The European Union Court of Justice has recently taken a milestone decision in favor of the commercialization of second hand software licenses of any kind. According to this, once a software seller or distributor sells a copy of any software tool, it automatically loses its exclusive rights to distribution, making it completely legal for companies and individuals to re-sell their own copies, legitimating this niche market for companies such as the German based UsedSoft, the company that took the case to the European Court.
In addition, it is clearly stated in the Court decision that no difference could be applied between physical media and download products. “It makes no difference whether the copy of the computer program was made available by means of a download from the right holder’s website or by means of a material medium such as a CD-ROM or DVD,” the court ruled. “Even if the right holder formally separates the customer’s right to use the copy of the program supplied from the operation of transferring the copy of the program to the customer on a material medium, the operation of downloading from that medium a copy of the computer program and that of concluding a license agreement remain inseparable from the point of view of the acquirer.”
The transfer of property of the licenses also implies the transfer of the legal obligations stablished for both parts, including maintenance and upgrades, also meaning that multiple user licenses for instance cannot be split and sold separately, since the original conditions would still apply in case of a re-sell.
However, this decision only affects the European markets, since previous Court decisions in the United States followed a completely different direction. In the precedent-setting case Vernor vs. Autodesk, it was established that US buyers purchase the ability to use a license, but they do not own the software, making redistribution not legally possible. This does not prevent American users to purchase licenses outside the USA, although the legality of such possibility is still unclear.

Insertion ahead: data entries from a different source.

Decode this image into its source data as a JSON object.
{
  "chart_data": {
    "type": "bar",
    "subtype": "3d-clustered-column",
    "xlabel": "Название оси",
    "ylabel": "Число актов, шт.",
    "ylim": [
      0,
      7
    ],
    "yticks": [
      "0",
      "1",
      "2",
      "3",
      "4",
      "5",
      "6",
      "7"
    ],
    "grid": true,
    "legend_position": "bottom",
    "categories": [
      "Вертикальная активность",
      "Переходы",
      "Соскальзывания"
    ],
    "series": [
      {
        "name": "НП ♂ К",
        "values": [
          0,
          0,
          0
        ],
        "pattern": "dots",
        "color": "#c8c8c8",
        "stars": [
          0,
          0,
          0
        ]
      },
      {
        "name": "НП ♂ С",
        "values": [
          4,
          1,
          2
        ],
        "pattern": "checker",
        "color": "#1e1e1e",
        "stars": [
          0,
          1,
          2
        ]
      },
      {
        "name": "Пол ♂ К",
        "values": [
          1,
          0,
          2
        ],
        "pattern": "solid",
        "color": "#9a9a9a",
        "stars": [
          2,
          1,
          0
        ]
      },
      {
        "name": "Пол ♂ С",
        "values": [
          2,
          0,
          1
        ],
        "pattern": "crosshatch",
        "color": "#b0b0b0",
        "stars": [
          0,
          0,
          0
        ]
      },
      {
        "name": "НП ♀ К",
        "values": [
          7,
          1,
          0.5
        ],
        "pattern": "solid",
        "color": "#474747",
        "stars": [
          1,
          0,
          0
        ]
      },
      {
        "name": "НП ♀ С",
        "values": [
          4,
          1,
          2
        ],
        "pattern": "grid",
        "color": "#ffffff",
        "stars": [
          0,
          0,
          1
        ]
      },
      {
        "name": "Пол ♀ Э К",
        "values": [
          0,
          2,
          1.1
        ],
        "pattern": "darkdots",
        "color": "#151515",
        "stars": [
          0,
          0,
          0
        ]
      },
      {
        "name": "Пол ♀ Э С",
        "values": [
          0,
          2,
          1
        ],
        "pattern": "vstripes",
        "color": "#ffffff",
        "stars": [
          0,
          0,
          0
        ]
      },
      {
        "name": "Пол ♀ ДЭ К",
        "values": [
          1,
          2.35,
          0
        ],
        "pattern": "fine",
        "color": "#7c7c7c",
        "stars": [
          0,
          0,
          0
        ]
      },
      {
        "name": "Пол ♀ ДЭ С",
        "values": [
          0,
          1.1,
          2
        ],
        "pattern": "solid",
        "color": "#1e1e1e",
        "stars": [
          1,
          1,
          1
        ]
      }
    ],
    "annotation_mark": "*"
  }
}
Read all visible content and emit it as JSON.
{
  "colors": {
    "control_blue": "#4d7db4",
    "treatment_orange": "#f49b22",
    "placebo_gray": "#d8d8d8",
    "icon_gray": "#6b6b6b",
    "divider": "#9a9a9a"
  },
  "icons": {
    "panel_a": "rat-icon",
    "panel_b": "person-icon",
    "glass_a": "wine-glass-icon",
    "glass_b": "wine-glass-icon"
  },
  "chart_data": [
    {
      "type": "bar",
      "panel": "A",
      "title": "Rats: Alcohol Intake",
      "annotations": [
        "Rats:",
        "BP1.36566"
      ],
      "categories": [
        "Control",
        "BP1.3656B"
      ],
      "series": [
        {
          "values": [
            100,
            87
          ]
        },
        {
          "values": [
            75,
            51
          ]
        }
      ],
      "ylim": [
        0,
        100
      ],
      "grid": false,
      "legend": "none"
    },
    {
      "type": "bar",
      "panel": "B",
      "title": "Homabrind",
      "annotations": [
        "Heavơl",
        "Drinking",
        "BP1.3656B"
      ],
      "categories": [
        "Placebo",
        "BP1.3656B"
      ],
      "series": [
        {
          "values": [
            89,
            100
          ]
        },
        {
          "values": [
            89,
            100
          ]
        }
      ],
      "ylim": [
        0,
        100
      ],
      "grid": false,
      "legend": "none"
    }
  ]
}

Nevertheless, this European Court decision has a huge importance for companies, since it eliminates the distinction between the purchase of a license and the purchase of a product. The implications of this measure for international trade and intellectual property legislation on the long term still would need to be further discussed, but on the short term the cost-saving potential for European organizations is undoubtedly very important. We will see in the future the real impact that the opening of this market has for European Union based companies.